Genetic structuring was tested among lake trout groups using several
different methods. First, genotypic differentiation among lake trout
groups was calculated using log-likelihood (G) based exact tests (Goudet
et al., 1996) implemented in GENEPOP. Global FST (θ)
(Weir et al., 1984) was calculated in FSTAT ver. 2.9.3 (Goudet, 1995)
and pairwise comparisons of FST between groups were
calculated in ARLEQUIN ver. 3.5 (Excoffier et al., 2005) using 10,000
permutations. We then employed the Bayesian clustering program STRUCTURE
V. 2.3.2 (Pritchard et al., 2000) to resolve the putative number of
populations (i.e., genetic clusters (K)) within our samples. Owing to
the remarkably low levels of genetic differentiation among lake trout in
the Great Bear Lake (Harris et al., 2015; Harris et al., 2013), we
employed the LOCPRIOR algorithm (Hubisz et al., 2009). The LOCPRIOR
algorithm considered the location/sampling information as a prior in the
model, which may perform better than the traditional STRUCTURE model
when the genetic structure is weak (Hubisz et al., 2009). We also
incorporated an admixture model with correlated allelic frequencies and
the model was run with a burn-in period of 500,000 iterations and
500,000 Markov chain Monte Carlo iterations. We varied the potential
number of populations (K) from 1 to 10 and we ran 20 iterations for each
value of K. The STUCTURE output was first processed in the program
STRUCTURE HARVESTER (Earl, 2012), followed by the combination of results
of independent runs of the program and compilation of results based on
lnP(D) and the post hoc ΔK statistic of Evanno et al. (2005), to infer
the most likely number of clusters.

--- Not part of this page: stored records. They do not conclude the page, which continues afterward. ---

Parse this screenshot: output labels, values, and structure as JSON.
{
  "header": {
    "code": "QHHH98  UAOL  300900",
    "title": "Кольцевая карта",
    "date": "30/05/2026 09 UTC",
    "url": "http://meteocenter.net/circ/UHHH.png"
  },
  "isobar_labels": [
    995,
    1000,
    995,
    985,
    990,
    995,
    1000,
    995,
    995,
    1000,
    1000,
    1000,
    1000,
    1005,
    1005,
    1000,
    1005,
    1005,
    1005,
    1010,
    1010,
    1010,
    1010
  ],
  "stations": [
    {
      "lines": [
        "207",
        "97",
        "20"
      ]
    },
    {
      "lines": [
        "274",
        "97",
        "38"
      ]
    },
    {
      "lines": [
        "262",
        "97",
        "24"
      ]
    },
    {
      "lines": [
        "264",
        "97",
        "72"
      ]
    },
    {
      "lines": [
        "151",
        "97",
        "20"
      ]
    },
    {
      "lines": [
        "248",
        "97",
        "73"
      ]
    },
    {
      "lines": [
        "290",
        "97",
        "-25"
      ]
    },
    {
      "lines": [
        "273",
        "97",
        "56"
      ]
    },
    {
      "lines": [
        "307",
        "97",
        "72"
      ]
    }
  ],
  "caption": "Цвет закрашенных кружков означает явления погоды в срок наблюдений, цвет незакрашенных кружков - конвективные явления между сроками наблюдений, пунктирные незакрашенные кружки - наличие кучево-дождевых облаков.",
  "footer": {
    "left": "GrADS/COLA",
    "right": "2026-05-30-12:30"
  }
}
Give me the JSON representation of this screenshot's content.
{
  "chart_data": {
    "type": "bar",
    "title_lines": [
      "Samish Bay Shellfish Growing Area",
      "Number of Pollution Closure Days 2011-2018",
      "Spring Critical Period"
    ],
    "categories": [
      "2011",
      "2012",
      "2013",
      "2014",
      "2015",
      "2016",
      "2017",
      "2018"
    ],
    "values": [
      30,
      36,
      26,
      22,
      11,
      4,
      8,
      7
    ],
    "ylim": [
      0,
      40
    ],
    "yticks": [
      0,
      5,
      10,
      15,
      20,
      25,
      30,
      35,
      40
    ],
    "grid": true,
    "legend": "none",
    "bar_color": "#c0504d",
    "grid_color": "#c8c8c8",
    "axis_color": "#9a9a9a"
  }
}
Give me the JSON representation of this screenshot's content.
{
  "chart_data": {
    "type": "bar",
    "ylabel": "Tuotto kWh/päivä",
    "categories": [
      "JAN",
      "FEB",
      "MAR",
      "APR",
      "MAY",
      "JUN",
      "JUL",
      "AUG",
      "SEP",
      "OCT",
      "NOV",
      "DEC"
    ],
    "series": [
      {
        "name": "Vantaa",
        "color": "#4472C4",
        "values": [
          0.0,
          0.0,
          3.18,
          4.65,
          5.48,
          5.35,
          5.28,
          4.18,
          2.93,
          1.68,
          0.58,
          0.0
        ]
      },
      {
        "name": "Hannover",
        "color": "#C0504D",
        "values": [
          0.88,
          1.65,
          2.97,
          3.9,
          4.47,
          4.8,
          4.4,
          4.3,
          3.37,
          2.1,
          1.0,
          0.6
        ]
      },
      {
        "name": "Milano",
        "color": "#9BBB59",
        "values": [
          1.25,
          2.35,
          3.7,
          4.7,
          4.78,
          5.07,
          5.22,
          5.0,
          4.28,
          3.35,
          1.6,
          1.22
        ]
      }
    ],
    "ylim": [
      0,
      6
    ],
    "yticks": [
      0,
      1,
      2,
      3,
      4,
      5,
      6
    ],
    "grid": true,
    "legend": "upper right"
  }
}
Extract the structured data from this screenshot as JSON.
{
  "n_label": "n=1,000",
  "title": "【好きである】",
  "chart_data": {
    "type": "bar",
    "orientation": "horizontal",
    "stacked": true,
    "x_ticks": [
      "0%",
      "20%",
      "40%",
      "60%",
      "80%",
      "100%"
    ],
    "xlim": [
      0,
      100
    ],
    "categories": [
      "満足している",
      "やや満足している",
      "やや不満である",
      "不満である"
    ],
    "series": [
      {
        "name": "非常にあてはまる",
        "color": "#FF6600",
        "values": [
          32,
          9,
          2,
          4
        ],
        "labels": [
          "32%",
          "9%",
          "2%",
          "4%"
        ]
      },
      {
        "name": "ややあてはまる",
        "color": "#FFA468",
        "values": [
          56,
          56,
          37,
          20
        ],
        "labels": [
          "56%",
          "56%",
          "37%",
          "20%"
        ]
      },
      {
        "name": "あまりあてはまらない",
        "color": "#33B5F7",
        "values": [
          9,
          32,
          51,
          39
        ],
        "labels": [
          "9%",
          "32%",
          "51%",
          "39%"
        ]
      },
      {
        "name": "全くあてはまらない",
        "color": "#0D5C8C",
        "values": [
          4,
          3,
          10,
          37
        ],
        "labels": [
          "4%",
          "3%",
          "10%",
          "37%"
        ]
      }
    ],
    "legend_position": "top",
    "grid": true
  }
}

The best alignment of replicate runs
was assessed with CLUMPP V. 1.1 (Jakobsson et al., 2007) and DISTRUCT V.
1.1 (Rosenberg, 2004) was then used to visualize the results. For
STRUCTURE analyses, we reported both lnP(D) and the post hoc ΔK
statistic.
Finally, Discriminant Analysis of Principal Components (DAPC) (Jombart
et al., 2010) was implemented in the Adegenet package (Jombart, 2008) in
R (Team, 2015). The number of clusters was identified using thefind.clusters function (a sequential K-means clustering
algorithm) and subsequent Bayesian Information Criterion (BIC), as
suggested by Jombart et al. (2010). Stratified cross-validation (carried
out with the function xvalDapc ) was used to determine the optimal
number of principal components to retain in the analysis.